When forests are cleared to make room for farms and livestock, carbon is released into the atmosphere that subsequently heats up the planet. 

2. Depletion of freshwater resources

Government and housing developments, water services, farmers, industries and businesses, plus regular water-users like you and I all rely on water. Glaciers store about three-quarters of the world's freshwater and, as we’ve established, they’re melting. Our freshwater supply is rapidly dwindling.

3. The health of our oceans

Through excessive nitrogen and phosphorus inputs (yes, that’s whole industries dumping waste into our oceans, as well as ‘nonchalant littering’ from everyday residents), the vast amounts of CO2 absorbed by the oceans causes acidification and overall pollution, killing aquatic ecosystems.  Food farming in numbers 

Livestock production accounts for 70% of all agricultural land use, occupies 30% of the planet’s land surface and is responsible for 18% of GHGs such as methane and nitrous oxide. 

An infographic recently published in The New York Times shares that, on average, 10% of a country’s energy budget is spent on getting the food from the farm to your table. That includes raising and harvesting all plants, animals and animal products we eat, plus processing, packaging and shipping food to markets all over the world. If you eat food, you’re part of this food system.

How exactly does the food I eat impact global warming?

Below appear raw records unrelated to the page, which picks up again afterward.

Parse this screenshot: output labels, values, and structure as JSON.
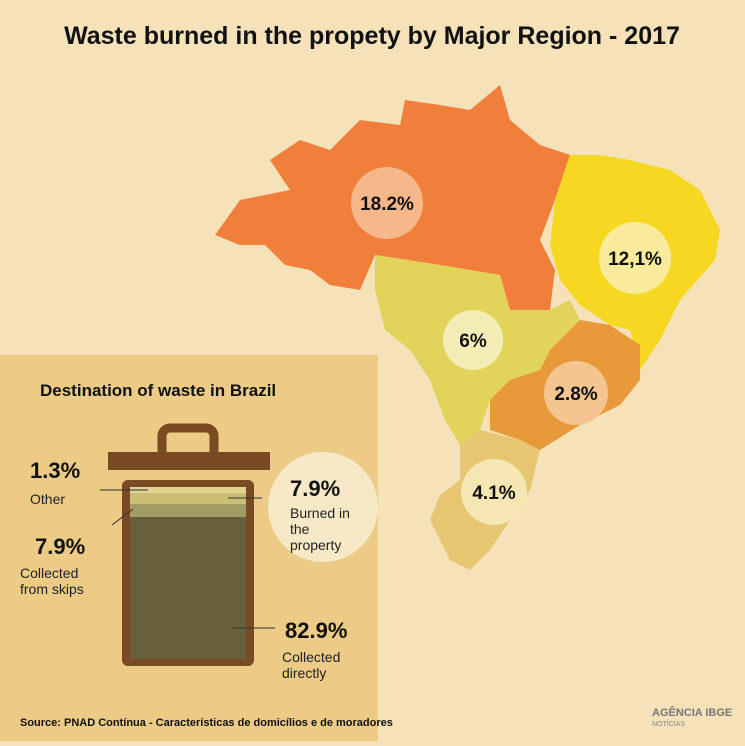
{
  "title": "Waste burned in the propety by Major Region - 2017",
  "map": {
    "labels": [
      "18.2%",
      "12,1%",
      "6%",
      "2.8%",
      "4.1%"
    ]
  },
  "inset": {
    "title": "Destination of waste in Brazil",
    "items": [
      {
        "value": "1.3%",
        "label": "Other"
      },
      {
        "value": "7.9%",
        "label": "Collected from skips"
      },
      {
        "value": "7.9%",
        "label": "Burned in the property"
      },
      {
        "value": "82.9%",
        "label": "Collected directly"
      }
    ]
  },
  "source": "Source: PNAD Contínua - Características de domicílios e de moradores",
  "logo": {
    "name": "AGÊNCIA IBGE",
    "sub": "NOTÍCIAS"
  }
}
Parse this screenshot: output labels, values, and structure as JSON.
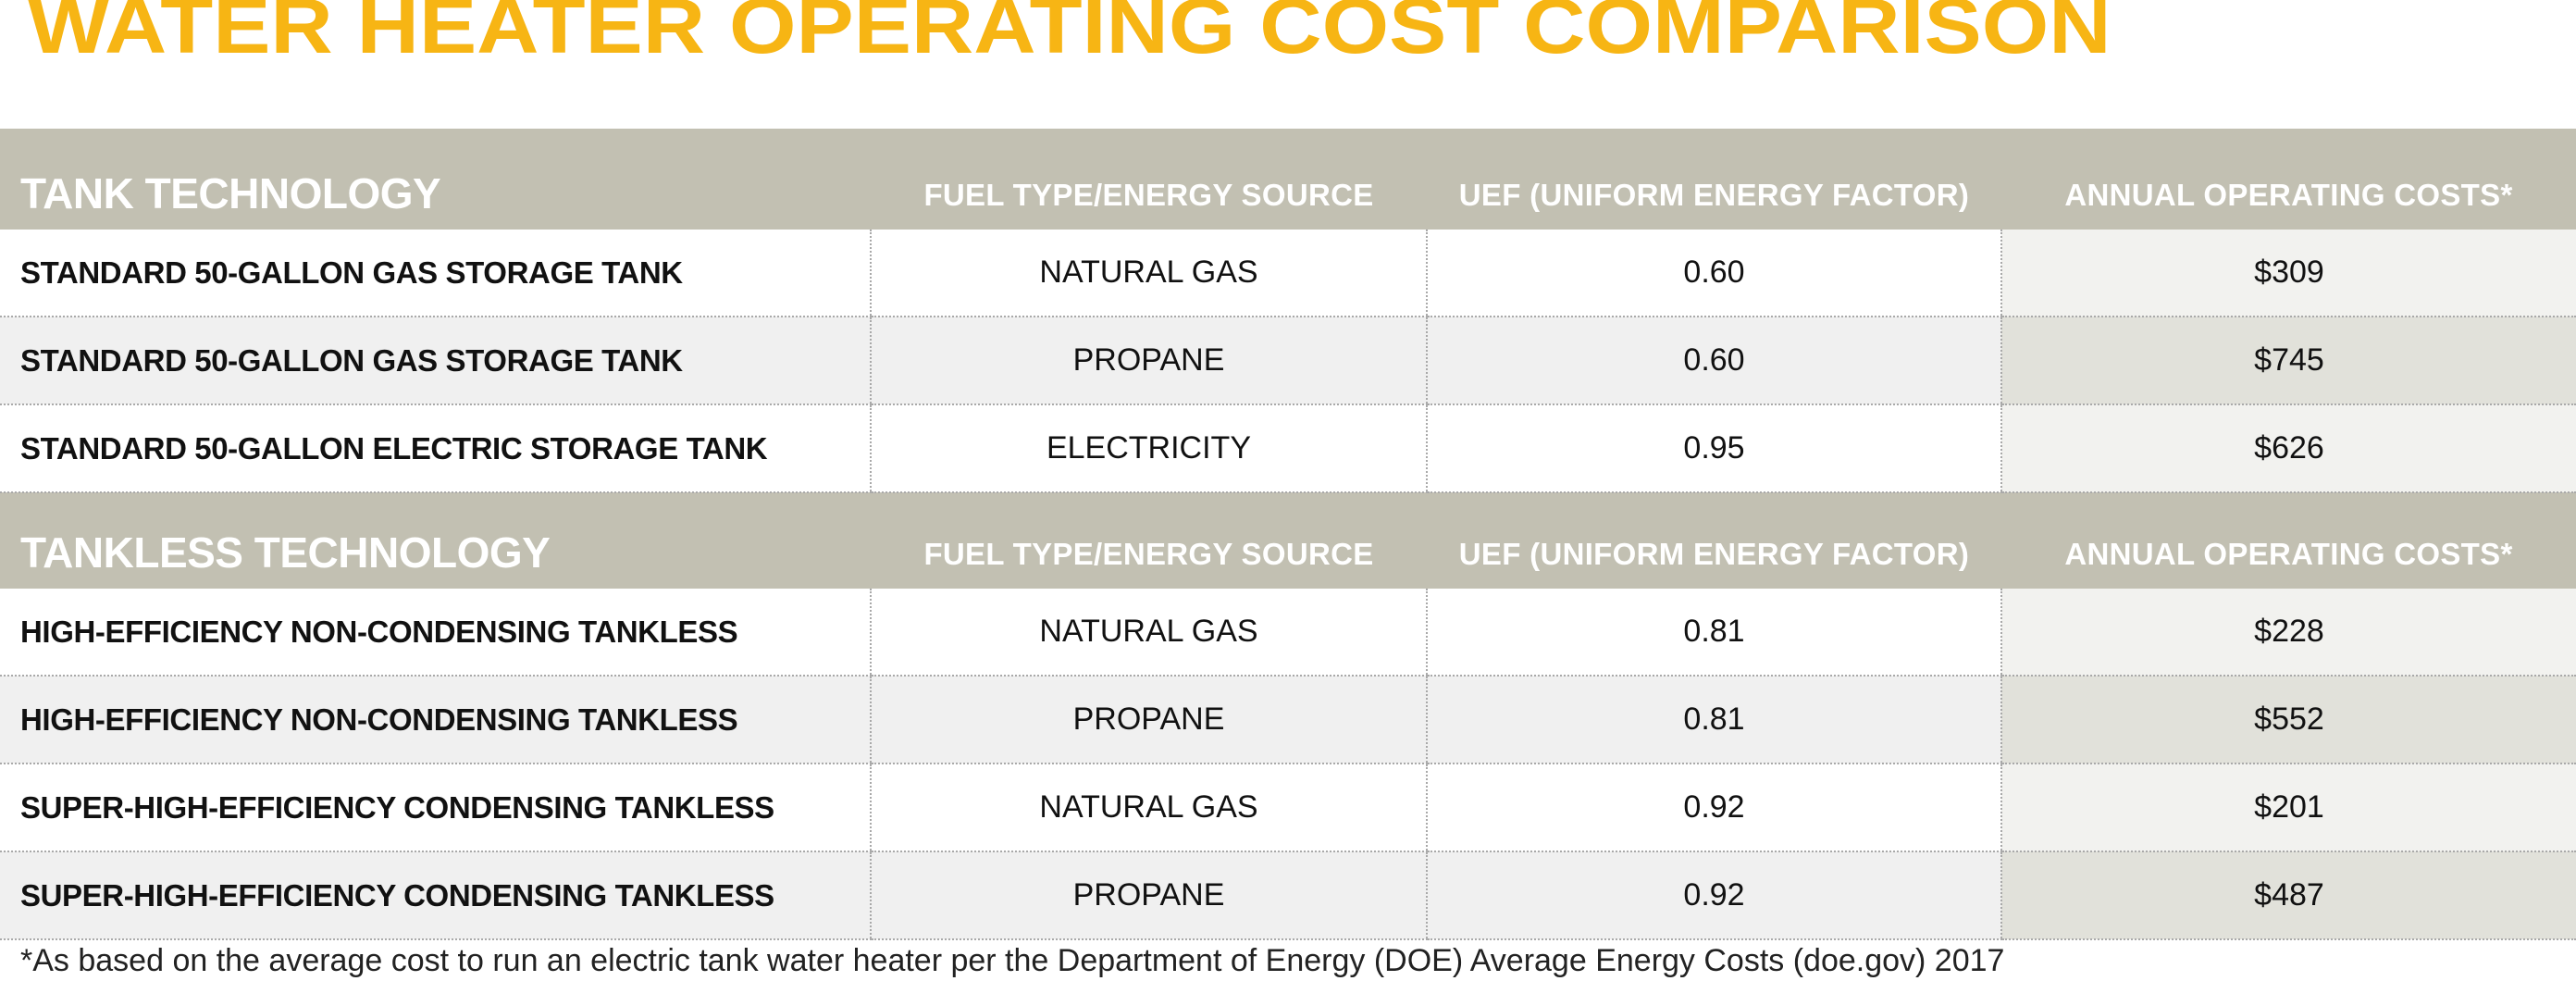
{
  "title": "WATER HEATER OPERATING COST COMPARISON",
  "chart_data": {
    "type": "table",
    "columns": [
      "FUEL TYPE/ENERGY SOURCE",
      "UEF (UNIFORM ENERGY FACTOR)",
      "ANNUAL OPERATING COSTS*"
    ],
    "groups": [
      {
        "name": "TANK TECHNOLOGY",
        "rows": [
          {
            "name": "STANDARD 50-GALLON GAS STORAGE TANK",
            "fuel": "NATURAL GAS",
            "uef": "0.60",
            "cost": "$309"
          },
          {
            "name": "STANDARD 50-GALLON GAS STORAGE TANK",
            "fuel": "PROPANE",
            "uef": "0.60",
            "cost": "$745"
          },
          {
            "name": "STANDARD 50-GALLON ELECTRIC STORAGE TANK",
            "fuel": "ELECTRICITY",
            "uef": "0.95",
            "cost": "$626"
          }
        ]
      },
      {
        "name": "TANKLESS TECHNOLOGY",
        "rows": [
          {
            "name": "HIGH-EFFICIENCY NON-CONDENSING TANKLESS",
            "fuel": "NATURAL GAS",
            "uef": "0.81",
            "cost": "$228"
          },
          {
            "name": "HIGH-EFFICIENCY NON-CONDENSING TANKLESS",
            "fuel": "PROPANE",
            "uef": "0.81",
            "cost": "$552"
          },
          {
            "name": "SUPER-HIGH-EFFICIENCY CONDENSING TANKLESS",
            "fuel": "NATURAL GAS",
            "uef": "0.92",
            "cost": "$201"
          },
          {
            "name": "SUPER-HIGH-EFFICIENCY CONDENSING TANKLESS",
            "fuel": "PROPANE",
            "uef": "0.92",
            "cost": "$487"
          }
        ]
      }
    ]
  },
  "footnote": "*As based on the average cost to run an electric tank water heater per the Department of Energy (DOE) Average Energy Costs (doe.gov) 2017",
  "colors": {
    "title": "#f7b514",
    "header_bg": "#c2c0b2",
    "header_text": "#ffffff",
    "row_alt_bg": "#f0f0f0",
    "cost_col_bg": "#e1e1da"
  }
}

Consuming less red meat and dairy will typically have the biggest impact. And no, we’re not asking you to go full vegan. Instead, it’s a conscious decision to eat less of the foods that have the biggest climate footprint. 

climate change and the food we eat

When planning meals, shopping or ordering in a restaurant, next time try considering the following:

• How low on the food chain is this? The lower, the better. Food Revolution states that the higher the percentage of your nutrient and protein intake that comes from plant foods, the more earth-friendly (and healthier) your diet is.

• How much energy goes into producing it? Different foods require different amounts of energy to produce. Meat, for example, is four times as demanding as grains. 

• Is it grown locally and organically? At its core, organic farming takes a proactive approach to environmental sustainability; it aims to produce food while establishing an ecological balance. This includes healthy soil, air, climate and biodiversity. Eating more local food reduces CO2 emissions by reducing food miles — the distance food travels from farm to consumer. 

• How far did it travel to get to the store/table? The further, the less favourable. But how much difference can one person really make?

One person alone can’t make a significant impact on climate change, the food chain, and certainly not global warming. It’s a massive pandemic that demands action from leaders and policy-makers at the highest level. But it’s like Loren Eiseley’s story of the boy with the starfish: ‘The boy bent down, picked up yet another starfish and threw it as far as he could into the ocean. Then he turned, smiled and said, “It made a difference to that one!”’

If humanity, responsible in part for contributing to this monumental crisis, can collectively change just 30% of our diet and sustainability outlook, we can make a dent in the overarching problem.